The great cat getaway upstaged Friday morning’s introduction of three new African lions to the media.
Zookeeper Jenny Spotten noticed the gray cat at about 7:10 a.m., sleeping next to her cage along the new $53 million Asian Trail exhibit, said spokesman John Gibbons. Spotten called in a “code green,” alerting zoo officials that an animal was out of its exhibit. Zoo police escorted about two dozen visitors and joggers out of the park and locked the gates while animal keepers surrounded the calm cat with nets and dart guns, Gibbons said.

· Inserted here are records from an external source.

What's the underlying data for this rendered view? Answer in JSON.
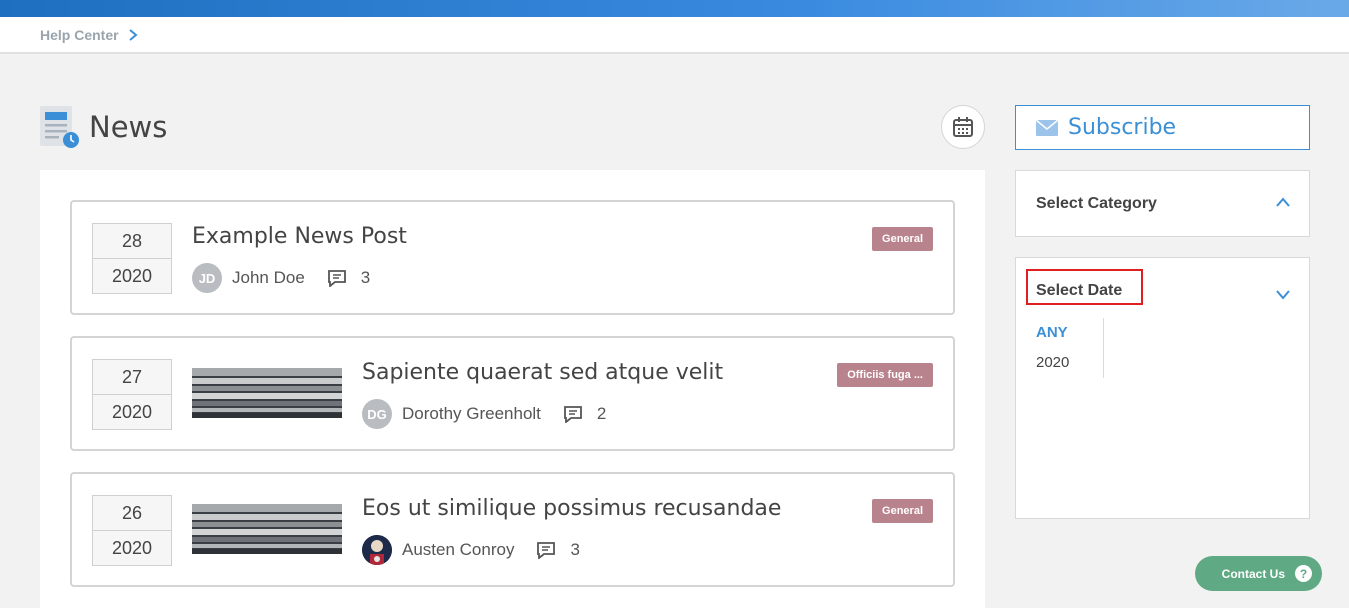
{
  "breadcrumb": {
    "label": "Help Center"
  },
  "page": {
    "title": "News"
  },
  "posts": [
    {
      "day": "28",
      "year": "2020",
      "title": "Example News Post",
      "initials": "JD",
      "author": "John Doe",
      "comments": "3",
      "tag": "General",
      "has_thumb": false
    },
    {
      "day": "27",
      "year": "2020",
      "title": "Sapiente quaerat sed atque velit",
      "initials": "DG",
      "author": "Dorothy Greenholt",
      "comments": "2",
      "tag": "Officiis fuga ...",
      "has_thumb": true
    },
    {
      "day": "26",
      "year": "2020",
      "title": "Eos ut similique possimus recusandae",
      "initials": "",
      "author": "Austen Conroy",
      "comments": "3",
      "tag": "General",
      "has_thumb": true
    }
  ],
  "sidebar": {
    "subscribe_label": "Subscribe",
    "category_title": "Select Category",
    "date_title": "Select Date",
    "date_options": [
      "ANY",
      "2020"
    ]
  },
  "contact": {
    "label": "Contact Us",
    "icon_text": "?"
  },
  "colors": {
    "accent": "#3a8fd6",
    "tag": "#b9838d",
    "contact": "#5faa85",
    "highlight": "#e02020"
  }
}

A veterinarian shot Mook with a tranquilizer dart gun, putting her to sleep about 7:40 a.m. She was taken to an enclosed exhibit with her male companion, Tai, where they will remain until the zoo officials determine how she was able to escape from her completely enclosed, wire-mesh 20-foot-tall caged exhibit. No gates or doors were left open, he said.
The clouded leopard has the vanishing skills of David Copperfield and the grace and agility of Jackie Chan, according to the zoo’s Web site.
Clouded leopards have large, sharp-clawed paws, short legs and long tails that provide balance and enable them to track and eat monkeys, wild boar and orangutans.
Mook was last seen Thursday night by animal-keepers who were making their last rounds. Mook could have moved throughout the entire zoo, but apparently chose to stay near familiar surroundings, the place she knows where to find food and shelter, Gibbons said.
Mook and Tai were brought to the National Zoo in August for the October opening of the Asia Trail, the largest improvement to the zoo in 40 years.